Les syndicats tentent l’exégèse du Président

Déconfinementdossier
Ambigus, les propos tenus dimanche par le chef de l’Etat suscitent des interprétations variées. L’exécutif reste en tout cas attaché aux accords d’entreprise.
Réunion entre Muriel Pénicaud et les représentants syndicaux, le 9 juin à Paris. (THOMAS COEX/Photo Thomas Coex. AFP)
publié le 15 juin 2020 à 19h56

Il faudra «travailler et produire davantage» : en entendant Emmanuel Macron prononcer ces mots dimanche soir, lors de son allocution télévisée, de nombreux salariés ont dû se demander ce que le chef de l'Etat avait précisément en tête. Car aux dernières nouvelles, et après un ballon d'essai lancé par le Medef durant le confinement, l'exécutif excluait toute nouvelle mesure d'augmentation du temps de travail. Pas plus qu'il n'envisage d'ailleurs d'ouvrir la boîte de Pandore d'un «Grenelle des salaires». Il ne s'agira donc pas d'une réédition du fameux «travailler plus pour gagner plus» lancé par Nicolas Sarkozy en 2007. Alors qu'a donc voulu dire le Président ? Lundi matin, sur RTL, le secrétaire général de la CFDT, Laurent Berger, en était réduit à tâtonner entre deux interprétations possibles, dont il tirait des conclusions opposées : «Si le travailler plus, c'est le travailler tous et mieux, on peut le comprendre, on peut discuter. Mais si c'est juste ceux qui vont garder leur travail qui vont devoir travailler plus longtemps, c'est inepte.»

«Le moment ou jamais»

Rien de très nouveau dans cet avertissement. Depuis plusieurs semaines déjà, l'ensemble des organisations syndicales le martèlent : la relance économique ne saurait passer ni par une baisse des salaires, laquelle entraverait la reprise de la consommation, ni par une hausse du temps de travail, laquelle fermerait davantage l'accès à l'emploi au moment même où se profilent «des faillites et des plans sociaux multiples» - pour reprendre les mots d'Emmanuel Macron. Laurent Berger a d'ailleurs rappelé lundi matin qu'un des principaux enjeux des prochains mois serait l'entrée dans le monde du travail de 700 000 jeunes.

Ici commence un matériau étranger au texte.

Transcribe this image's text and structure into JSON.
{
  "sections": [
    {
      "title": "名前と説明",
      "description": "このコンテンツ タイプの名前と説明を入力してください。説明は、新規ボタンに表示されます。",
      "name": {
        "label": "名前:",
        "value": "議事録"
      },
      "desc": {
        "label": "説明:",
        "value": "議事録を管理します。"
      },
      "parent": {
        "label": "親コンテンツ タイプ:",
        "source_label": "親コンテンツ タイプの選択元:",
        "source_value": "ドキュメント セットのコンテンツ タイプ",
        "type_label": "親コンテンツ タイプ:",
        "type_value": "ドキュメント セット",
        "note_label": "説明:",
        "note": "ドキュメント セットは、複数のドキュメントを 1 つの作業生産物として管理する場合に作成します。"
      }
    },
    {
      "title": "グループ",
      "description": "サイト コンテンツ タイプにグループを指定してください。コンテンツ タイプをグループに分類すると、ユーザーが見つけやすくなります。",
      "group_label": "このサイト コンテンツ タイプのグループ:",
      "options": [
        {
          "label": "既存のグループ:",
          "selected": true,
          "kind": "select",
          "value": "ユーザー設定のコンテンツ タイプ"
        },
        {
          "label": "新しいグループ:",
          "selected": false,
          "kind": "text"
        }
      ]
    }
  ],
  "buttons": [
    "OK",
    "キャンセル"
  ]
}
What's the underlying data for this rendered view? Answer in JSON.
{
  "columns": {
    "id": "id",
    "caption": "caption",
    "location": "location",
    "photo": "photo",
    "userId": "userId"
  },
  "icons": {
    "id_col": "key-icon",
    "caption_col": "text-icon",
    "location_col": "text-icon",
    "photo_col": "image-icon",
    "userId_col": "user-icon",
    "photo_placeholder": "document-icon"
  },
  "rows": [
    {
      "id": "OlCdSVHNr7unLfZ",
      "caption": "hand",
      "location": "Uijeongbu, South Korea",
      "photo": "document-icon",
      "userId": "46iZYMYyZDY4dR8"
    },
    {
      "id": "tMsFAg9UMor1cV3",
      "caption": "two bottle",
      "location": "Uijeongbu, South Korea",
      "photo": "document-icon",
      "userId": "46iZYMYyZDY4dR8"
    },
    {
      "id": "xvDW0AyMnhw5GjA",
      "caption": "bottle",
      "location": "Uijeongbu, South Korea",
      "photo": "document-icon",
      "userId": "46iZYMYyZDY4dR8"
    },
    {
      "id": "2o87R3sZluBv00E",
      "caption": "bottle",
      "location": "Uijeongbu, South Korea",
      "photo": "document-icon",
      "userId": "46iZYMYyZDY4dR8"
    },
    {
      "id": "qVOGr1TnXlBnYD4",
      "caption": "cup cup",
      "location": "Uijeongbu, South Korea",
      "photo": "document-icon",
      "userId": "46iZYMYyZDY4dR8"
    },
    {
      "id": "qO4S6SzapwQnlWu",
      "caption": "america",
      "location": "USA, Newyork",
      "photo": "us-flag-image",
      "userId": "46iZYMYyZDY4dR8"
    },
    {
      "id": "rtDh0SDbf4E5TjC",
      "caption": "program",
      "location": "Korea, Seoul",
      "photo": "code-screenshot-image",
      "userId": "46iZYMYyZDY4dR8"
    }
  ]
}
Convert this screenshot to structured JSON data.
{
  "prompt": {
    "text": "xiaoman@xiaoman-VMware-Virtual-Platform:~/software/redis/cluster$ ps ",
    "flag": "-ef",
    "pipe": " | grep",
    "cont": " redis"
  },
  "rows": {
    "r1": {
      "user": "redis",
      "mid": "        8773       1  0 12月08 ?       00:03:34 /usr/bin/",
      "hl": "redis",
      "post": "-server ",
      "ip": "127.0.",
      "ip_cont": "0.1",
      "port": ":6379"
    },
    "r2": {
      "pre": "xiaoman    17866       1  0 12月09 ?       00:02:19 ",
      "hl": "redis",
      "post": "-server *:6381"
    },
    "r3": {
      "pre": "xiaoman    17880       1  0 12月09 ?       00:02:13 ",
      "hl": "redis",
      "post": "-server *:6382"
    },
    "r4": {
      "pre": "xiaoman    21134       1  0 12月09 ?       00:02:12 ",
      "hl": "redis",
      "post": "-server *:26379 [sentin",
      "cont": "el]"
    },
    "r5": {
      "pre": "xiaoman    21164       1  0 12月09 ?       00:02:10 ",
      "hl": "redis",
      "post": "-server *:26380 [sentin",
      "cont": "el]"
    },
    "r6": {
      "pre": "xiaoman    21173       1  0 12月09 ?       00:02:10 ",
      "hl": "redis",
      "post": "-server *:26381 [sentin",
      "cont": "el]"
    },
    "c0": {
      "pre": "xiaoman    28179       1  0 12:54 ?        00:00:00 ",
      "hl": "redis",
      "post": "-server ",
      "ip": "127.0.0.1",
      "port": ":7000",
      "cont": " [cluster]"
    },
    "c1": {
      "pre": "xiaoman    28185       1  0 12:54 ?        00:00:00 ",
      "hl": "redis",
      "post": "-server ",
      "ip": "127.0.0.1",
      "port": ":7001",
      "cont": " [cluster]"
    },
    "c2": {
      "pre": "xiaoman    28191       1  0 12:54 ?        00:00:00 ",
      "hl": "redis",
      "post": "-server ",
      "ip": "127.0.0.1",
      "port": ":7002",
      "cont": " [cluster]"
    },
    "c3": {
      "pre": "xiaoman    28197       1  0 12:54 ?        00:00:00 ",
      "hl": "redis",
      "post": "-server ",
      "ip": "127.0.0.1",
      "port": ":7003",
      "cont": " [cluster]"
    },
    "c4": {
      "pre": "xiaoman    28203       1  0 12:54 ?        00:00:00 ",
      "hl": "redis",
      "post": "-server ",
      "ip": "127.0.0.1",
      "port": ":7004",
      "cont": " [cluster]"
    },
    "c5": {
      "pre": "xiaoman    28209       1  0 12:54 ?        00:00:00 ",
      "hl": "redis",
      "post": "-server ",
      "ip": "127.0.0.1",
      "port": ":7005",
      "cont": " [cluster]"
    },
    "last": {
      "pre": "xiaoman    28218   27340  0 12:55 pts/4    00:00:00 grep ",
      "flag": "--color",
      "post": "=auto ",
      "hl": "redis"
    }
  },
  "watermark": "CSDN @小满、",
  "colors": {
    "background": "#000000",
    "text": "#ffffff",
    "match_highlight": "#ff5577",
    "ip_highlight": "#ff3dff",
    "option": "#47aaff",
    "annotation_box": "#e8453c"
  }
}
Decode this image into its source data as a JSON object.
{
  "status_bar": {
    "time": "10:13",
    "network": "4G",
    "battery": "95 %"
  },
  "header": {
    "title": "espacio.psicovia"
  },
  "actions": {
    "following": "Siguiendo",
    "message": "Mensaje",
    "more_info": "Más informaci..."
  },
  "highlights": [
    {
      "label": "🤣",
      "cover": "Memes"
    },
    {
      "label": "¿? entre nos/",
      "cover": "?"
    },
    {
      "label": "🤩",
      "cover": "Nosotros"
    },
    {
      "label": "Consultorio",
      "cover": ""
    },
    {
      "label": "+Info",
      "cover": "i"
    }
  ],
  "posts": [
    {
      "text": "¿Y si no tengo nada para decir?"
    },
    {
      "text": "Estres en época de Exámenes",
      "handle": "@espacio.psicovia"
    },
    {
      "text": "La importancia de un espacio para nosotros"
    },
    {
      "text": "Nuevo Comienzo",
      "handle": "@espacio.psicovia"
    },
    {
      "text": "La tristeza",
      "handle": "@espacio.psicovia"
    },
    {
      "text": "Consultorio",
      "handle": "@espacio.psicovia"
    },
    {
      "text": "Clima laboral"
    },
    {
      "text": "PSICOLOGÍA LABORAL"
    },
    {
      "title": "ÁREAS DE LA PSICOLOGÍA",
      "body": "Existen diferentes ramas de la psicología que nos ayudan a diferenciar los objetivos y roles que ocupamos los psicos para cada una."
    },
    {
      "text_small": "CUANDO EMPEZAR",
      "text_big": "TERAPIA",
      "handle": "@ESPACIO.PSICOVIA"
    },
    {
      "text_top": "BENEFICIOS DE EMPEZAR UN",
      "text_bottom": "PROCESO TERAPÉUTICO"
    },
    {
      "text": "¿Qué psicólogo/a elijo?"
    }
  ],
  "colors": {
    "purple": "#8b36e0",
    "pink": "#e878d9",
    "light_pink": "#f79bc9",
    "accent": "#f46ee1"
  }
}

Alors, que faire ? Aux yeux d'une centrale comme la CGT, c'est assez simple : plutôt que de travailler plus, le moment est venu de travailler moins. Alors que des discussions avec les partenaires sociaux sont en cours au ministère du Travail, la secrétaire confédérale Catherine Perret l'annonçait la semaine dernière à Libération : «Si la production baisse, c'est le moment ou jamais de discuter de la baisse du temps de travail. On va à nouveau défendre les 32 heures, avec maintien du salaire et réorganisation du travail.» Une ligne que portait déjà Philippe Martinez dans les colonnes du journal à la mi-mai, avec cette observation : «Je n'ai toujours pas compris comment, en faisant travailler plus ceux qui ont du boulot, on va libérer du travail pour ceux qui n'en ont pas.»

Mécanismes

Evidemment, le gouvernement ne veut pas entendre parler des 32 heures. Lundi matin, sur BFM TV, le ministre chargé de l'Action et des comptes publics, Gérald Darmanin, a catégoriquement rejeté l'idée d'une nouvelle loi générale, quelle que soit la direction qu'elle emprunte : «On ne va pas décider du temps de travail des Français comme ça, d'une loi, comme madame Aubry l'a décidé jadis [avec les 35 heures, ndlr].» En réalité, l'exécutif n'a qu'un mantra : tout doit se décider au niveau de l'entreprise, en fonction du taux de remplissage du carnet de commandes. Plusieurs mécanismes sont à la disposition des employeurs, au premier rang desquels le chômage partiel, encore assez généreusement couvert par l'Etat même si celui-ci n'assure que 84% du salaire net (100% au smic), et les désormais fameux «accords de performance collective», mis en place par les ordonnances travail de 2017, dont Muriel Pénicaud vantait récemment les mérites supposés. Des entreprises comme Ryanair, Derichebourg Aeronautics ou encore le journal l'Equipe y ont vu leur intérêt : ces «APC» permettent de déroger à plusieurs dispositions du code du travail, notamment sur les horaires ou les congés, le temps de traverser une mauvaise passe.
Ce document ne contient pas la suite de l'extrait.